People could identify as more than one ethnicity. The results were 90.9% European (Pākehā); 7.5% Māori; 1.9% Pasifika; 7.2% Asian; 2.6% Middle Eastern, Latin American and African New Zealanders (MELAA); and 1.4% other, which includes people giving their ethnicity as "New Zealander". English was spoken by 98.6%, Māori language by 1.2%, Samoan by 0.2%, and other languages by 13.8%. No language could be spoken by 0.8% (e.g. too young to talk). New Zealand Sign Language was known by 0.2%. The percentage of people born overseas was 24.6, compared with 28.8% nationally.

Religious affiliations were 30.8% Christian, 0.6% Hindu, 0.2% Islam, 0.1% Māori religious beliefs, 0.4% Buddhist, 0.6% New Age, 0.3% Jewish, and 1.3% other religions. People who answered that they had no religion were 60.5%, and 4.9% of people did not answer the census question.

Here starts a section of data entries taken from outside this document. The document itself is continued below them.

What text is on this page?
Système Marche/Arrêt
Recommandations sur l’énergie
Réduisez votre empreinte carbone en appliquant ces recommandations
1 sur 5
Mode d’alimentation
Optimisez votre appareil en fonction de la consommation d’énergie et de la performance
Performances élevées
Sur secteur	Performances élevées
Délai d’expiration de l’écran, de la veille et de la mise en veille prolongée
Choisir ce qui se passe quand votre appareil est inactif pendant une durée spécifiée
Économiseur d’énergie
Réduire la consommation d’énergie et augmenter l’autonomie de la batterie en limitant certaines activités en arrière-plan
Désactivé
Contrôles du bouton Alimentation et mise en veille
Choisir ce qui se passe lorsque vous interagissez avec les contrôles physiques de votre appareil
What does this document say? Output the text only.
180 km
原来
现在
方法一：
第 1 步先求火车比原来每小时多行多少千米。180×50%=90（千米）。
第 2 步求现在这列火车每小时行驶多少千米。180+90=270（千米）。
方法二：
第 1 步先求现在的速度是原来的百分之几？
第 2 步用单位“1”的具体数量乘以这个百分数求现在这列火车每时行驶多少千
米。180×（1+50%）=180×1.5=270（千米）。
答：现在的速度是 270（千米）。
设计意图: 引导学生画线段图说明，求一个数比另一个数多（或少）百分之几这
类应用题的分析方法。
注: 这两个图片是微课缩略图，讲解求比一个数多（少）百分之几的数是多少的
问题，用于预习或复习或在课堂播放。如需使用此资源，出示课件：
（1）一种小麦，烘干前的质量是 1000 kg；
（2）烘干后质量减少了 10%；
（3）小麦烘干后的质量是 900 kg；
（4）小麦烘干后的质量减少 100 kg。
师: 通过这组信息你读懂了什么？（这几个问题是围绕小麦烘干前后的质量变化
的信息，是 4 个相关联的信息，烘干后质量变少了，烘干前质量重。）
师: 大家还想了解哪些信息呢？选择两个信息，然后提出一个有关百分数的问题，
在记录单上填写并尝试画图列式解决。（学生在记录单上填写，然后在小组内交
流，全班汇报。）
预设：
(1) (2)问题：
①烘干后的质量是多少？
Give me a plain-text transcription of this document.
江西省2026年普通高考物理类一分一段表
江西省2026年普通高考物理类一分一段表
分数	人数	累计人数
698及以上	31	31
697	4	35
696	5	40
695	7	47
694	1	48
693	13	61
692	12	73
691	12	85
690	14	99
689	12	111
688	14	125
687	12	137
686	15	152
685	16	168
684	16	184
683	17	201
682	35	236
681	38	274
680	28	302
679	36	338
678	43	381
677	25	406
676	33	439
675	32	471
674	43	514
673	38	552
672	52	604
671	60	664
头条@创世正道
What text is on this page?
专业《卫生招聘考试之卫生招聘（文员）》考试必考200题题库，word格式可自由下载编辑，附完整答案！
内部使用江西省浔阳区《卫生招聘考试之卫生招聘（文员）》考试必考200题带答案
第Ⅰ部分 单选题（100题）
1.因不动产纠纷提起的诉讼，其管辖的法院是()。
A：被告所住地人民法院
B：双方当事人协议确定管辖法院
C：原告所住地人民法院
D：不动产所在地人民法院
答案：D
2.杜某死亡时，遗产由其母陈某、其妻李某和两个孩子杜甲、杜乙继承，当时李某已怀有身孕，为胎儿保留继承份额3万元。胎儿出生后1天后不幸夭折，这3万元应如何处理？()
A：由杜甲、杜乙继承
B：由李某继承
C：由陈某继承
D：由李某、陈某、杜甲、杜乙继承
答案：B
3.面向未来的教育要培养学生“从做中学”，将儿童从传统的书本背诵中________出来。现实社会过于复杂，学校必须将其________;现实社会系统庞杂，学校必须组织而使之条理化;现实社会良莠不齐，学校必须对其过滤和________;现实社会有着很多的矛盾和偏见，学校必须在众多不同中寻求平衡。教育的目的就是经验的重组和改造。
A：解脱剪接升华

Of those at least 15 years old, 1,224 (51.3%) people had a bachelor's or higher degree, 885 (37.1%) had a post-high school certificate or diploma, and 270 (11.3%) people exclusively held high school qualifications. The median income was $70,200, compared with $41,500 nationally. 873 people (36.6%) earned over $100,000 compared to 12.1% nationally. The employment status of those at least 15 was that 1,260 (52.8%) people were employed full-time, 354 (14.8%) were part-time, and 57 (2.4%) were unemployed.

== Schools ==
Bayfield School and Ponsonby Primary School are coeducational contributing primary schools (years 1-6) with rolls of and respectively, as of

== Notable buildings ==

- Baptist Church, 43 Jervois Road. A wooden building in the Classical style. This church contains an organ reputed to be the oldest in Australasia, possibly used by Queen Charlotte at Windsor Castle or Kew Palace it was given by Queen Victoria to the St Paul's Church in Emily Place, here in Auckland. After that building was demolished and rebuilt on Symonds Street with a new big up-to-date organ this chamber organ made its way into the possession of the Baptist Church here.
- St Stephen's Presbyterian Church. Corner of Jervois Road and Shelly Beach Road. Wooden Gothic Church with impressive interior.
- Stichbury Terrace. Corner of Jervois Road and Curran Street. Neo-Classical Apartment Block from around 1915.
- Ponsonby Primary School. 44 Curran Street. The main building is an intact example of the Arts & Crafts style employed for educational facilities just around the First World War. Reinforced concrete construction with brick and stucco detailing, Marseilles tile roof and metal windows. Prior to 1920 this property was occupied by a Chinese Market Garden.
- Shangri-la Apartments. 97-103 Jervois Road. Late 1980s High-rise apartment block; this building contains a mere 16 apartments many of which occupy an entire floor.
- Turret House 4 Shelly Beach Road. Large Edwardian Mansion with a rooftop turret. Currently a bed and breakfast hotel.
- Westwater Apartments. 10 Shelly Beach Road. High rise apartment block from the 1980s.
- Dome House. 11 Shelly Beach Road (corner Cameron Street). Unusual large Edwardian house in the American Queen Anne Style - a landmark due to its large domed corner turret.
- Stebbing Recording Studios. 108-114 Jervois Road.
- Art-Deco Flats. 175-183 Jervois Road. Four apartment blocks built in the 1930s on land previously owned by the tram company.
- Former Bayfield School. 272 Jervois Road. Wooden Edwardian school now used for preschool activities. Typical example of the building created by the Ministry of Works for schools of the period.
- Sea Breeze Motel. 213 Jervois Road. Interesting example of 1950s exotica architecture.
- 286 Jervois Road. Large two storied Edwardian Italianate house. Recently restored.
- 235 Jervois Road. Arts & Crafts Cottage by Basil Hooper. Single storied wooden house from around 1928 by a prominent Arts & Crafts architect. Probably done in conjunction with the Chapman Taylor house next door. Wood, brick and Marseilles tile roof.
- Williamson House. 237 Jervois Road. Important 1928 Arts & Crafts house by Jame Walter Chapman Taylor for Francis H. Williamson. Two-storied masonry house with stucco facades, Marseilles tile roof and metal framed windows.
- Hawke Sea Scout Hall, 55 West End Road. First built in 1928 on this site, rebuilt 1952 after a fire in a vernacular site by local volunteers with timber donated by US Marine Corps. Recently restored in traditional style.